They seem to be going around of late.
At long last, the Biden administration is admitting what experts have always known: reckless energy policies have disastrous consequences. This time, the Department of Energy quietly released a report highlighting the positive economic benefits of developing the Keystone XL pipeline from Canada, an energy project canceled by President Biden in the hours following his inauguration.
But the DOE’s report is a proverbial day late and a dollar short. The cancelation of the Keystone XL pipeline has already cost the United States thousands of jobs and billions in economic growth while families suffer under the weight of record high energy prices. It’s time for lawmakers to make American energy independence a top priority.
Released without a formal announcement, the DOE’s report points out that the pipeline would have created between 16,149 and 59,000 jobs and would have had an economic benefit of between $3.4 and 9.6 billion. That’s no small impact. Yet with one stroke of his pen, Biden slashed the project and instead focused his efforts on costly “green energy” goals. As a result of his executive action, 11,000 pipeline workers were promptly laid off and told to “go to work to make solar panels” instead.
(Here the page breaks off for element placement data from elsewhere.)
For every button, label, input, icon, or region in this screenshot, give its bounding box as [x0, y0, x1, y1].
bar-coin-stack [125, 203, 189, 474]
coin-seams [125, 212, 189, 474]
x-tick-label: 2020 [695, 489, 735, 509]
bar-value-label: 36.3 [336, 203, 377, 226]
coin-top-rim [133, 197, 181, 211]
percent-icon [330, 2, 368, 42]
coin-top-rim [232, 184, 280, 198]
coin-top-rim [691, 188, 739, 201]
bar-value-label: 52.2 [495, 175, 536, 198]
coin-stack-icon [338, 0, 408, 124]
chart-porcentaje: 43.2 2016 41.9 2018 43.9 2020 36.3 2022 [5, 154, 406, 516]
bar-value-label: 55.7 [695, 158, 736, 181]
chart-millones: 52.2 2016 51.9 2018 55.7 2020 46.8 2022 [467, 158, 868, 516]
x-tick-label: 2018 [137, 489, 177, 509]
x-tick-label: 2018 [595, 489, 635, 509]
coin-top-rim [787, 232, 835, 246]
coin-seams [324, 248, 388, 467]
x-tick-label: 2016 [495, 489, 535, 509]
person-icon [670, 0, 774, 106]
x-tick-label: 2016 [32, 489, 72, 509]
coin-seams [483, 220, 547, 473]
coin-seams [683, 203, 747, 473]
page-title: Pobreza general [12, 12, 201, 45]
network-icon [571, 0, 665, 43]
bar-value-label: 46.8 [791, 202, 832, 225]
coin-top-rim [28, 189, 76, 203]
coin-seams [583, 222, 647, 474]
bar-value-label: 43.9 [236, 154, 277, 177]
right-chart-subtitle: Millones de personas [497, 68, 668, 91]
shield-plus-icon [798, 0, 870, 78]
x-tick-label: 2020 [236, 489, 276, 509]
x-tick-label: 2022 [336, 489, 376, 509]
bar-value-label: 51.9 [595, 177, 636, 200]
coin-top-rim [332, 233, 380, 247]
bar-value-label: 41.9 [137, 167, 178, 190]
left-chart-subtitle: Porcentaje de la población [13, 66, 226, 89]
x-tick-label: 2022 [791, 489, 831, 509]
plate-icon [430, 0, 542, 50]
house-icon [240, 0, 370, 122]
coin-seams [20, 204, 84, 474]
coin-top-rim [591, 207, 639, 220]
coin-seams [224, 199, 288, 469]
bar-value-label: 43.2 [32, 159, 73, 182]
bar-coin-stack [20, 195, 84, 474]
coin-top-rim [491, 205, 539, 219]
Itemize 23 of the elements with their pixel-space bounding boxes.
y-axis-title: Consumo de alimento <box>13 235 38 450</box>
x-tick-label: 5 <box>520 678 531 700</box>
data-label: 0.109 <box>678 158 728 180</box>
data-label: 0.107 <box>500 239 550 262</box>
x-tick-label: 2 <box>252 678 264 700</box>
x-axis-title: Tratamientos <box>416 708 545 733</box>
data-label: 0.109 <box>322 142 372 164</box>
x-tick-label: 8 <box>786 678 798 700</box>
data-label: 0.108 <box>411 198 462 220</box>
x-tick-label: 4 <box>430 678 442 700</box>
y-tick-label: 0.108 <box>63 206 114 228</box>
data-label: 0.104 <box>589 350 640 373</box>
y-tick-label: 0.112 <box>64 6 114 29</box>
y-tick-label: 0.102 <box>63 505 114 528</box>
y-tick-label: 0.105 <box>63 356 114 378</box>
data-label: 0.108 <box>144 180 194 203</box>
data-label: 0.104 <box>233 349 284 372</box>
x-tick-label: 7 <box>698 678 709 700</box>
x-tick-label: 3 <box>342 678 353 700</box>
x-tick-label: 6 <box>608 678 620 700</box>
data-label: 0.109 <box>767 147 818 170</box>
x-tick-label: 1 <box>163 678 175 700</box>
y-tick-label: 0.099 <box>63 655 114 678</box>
But Biden’s green energy efforts are bound to backfire sooner rather than later. That’s because today, more than 70 percent of the energy produced and consumed in America comes from oil, gas and coal. That’s not likely to substantially change anytime soon. In fact, the International Energy Agency predicts that oil’s share of energy production in the United States will only fall 8 percent in the next two decades, from 31 to 23 percent. And that’s assuming a sustained commitment to green energy policies. The forecast spells bad news for the Biden White House. At his political peril, Biden ignores the lessons of Presidents Jimmy Carter and George H. W. Bush, who both lost elections due to spiked oil prices and accompanying recessions.
Oh, I’m beginning to suspect, strongly, that Old Joe is going to die of Suddenly™ well before the next sham “election” season rolls around. But Joe’s Folly isn’t the only mea culpa to be found out there.
Mark Twain is often misattributed as saying, “It’s easier to fool people than to convince them that they have been fooled.” The sentiment is definitely Twainesque, but he never said it. Nevertheless, it’s still true and demonstrable time and again in our post-truth society.
As more “normies” have started waking up to the reality that the Covid-19 “vaccines” are ineffective and dangerous, a lot are finding new ways of defending their decisions to get jabbed rather than admitting it was a mistake. Conservative comic Scott Adams, who is most famous for creating the Dilbert comics, is not one of those people. He’s now admitting that “anti-vaxxers won” in regards to their decision.
In fact, he admitted it over and over again.
“All of my fancy analytics got me to a bad place,” he said. “All of your heuristics — ‘don’t trust these guys’ is obvious — totally worked.”
Blindly trusting the US government and its horde of bought and paid-for faux “experts” never does work out too well, not for anybody.